In Perenyi's eyes, he's paid them a compliment: "I feel that they would be greatly flattered and would be more than happy to put their signature on any one of my paintings."
Perenyi's skill is unquestionable. So why didn't he build a career of his own as an artist instead of latching on to the success of others?
"That's a good question. I would have to say that, well, part of me wishes that maybe things were a little different," he says.
In the end, however, he attributes his choices to fate.
"Every time I was trying to put my collection together, one thing or another would happen that would cause me to have my plans disrupted, and I always had to fall back on forgery to survive," he says.
The FBI eventually caught on to the forgeries in the late 1990s and began an investigation. Mysteriously, no charges were ever brought against Perenyi.
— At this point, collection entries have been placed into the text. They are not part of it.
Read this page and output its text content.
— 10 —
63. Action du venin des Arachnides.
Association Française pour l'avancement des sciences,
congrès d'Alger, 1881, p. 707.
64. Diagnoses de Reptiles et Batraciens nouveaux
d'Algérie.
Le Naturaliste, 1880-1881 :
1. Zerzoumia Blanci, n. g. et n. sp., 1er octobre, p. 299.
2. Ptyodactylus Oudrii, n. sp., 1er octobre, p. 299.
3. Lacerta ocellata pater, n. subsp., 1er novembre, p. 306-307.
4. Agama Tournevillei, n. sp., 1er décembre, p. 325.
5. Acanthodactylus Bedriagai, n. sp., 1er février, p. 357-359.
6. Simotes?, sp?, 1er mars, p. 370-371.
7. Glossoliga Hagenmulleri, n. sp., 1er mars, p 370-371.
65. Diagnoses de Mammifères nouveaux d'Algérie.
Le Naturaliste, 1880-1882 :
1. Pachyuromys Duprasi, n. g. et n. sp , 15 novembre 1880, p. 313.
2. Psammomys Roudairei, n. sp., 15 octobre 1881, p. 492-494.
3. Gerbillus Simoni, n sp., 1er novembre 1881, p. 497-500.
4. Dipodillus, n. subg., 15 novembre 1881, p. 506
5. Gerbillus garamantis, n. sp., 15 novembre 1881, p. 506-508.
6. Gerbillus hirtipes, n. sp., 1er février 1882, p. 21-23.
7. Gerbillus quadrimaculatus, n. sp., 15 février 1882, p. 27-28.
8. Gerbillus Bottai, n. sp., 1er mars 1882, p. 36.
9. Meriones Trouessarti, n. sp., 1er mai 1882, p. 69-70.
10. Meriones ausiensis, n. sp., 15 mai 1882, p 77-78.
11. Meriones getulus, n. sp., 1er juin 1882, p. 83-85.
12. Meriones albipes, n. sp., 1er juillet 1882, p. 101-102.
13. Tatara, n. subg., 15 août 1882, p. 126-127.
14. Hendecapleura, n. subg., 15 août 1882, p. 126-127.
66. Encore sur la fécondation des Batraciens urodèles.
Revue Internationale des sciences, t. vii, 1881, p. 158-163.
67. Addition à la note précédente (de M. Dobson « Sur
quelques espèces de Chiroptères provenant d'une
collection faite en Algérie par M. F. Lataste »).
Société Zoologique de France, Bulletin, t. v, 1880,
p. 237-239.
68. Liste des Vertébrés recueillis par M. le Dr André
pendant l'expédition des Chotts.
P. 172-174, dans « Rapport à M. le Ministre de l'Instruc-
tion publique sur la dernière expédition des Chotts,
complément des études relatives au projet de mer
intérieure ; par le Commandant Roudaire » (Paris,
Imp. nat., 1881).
He says he thinks that's because of pressure from auction houses Christie's and Sotheby's, which could have come under fire for selling his forgeries.
The investigation prompted Pereyni to adopt a safer business model. He continues to paint today, but warns buyers they are purchasing reproductions.
Perenyi remembers his former more exciting life longingly.
"I looked upon my activities as a contest of wits with world experts, and I enjoyed every moment of it," he says. "It was intoxicating."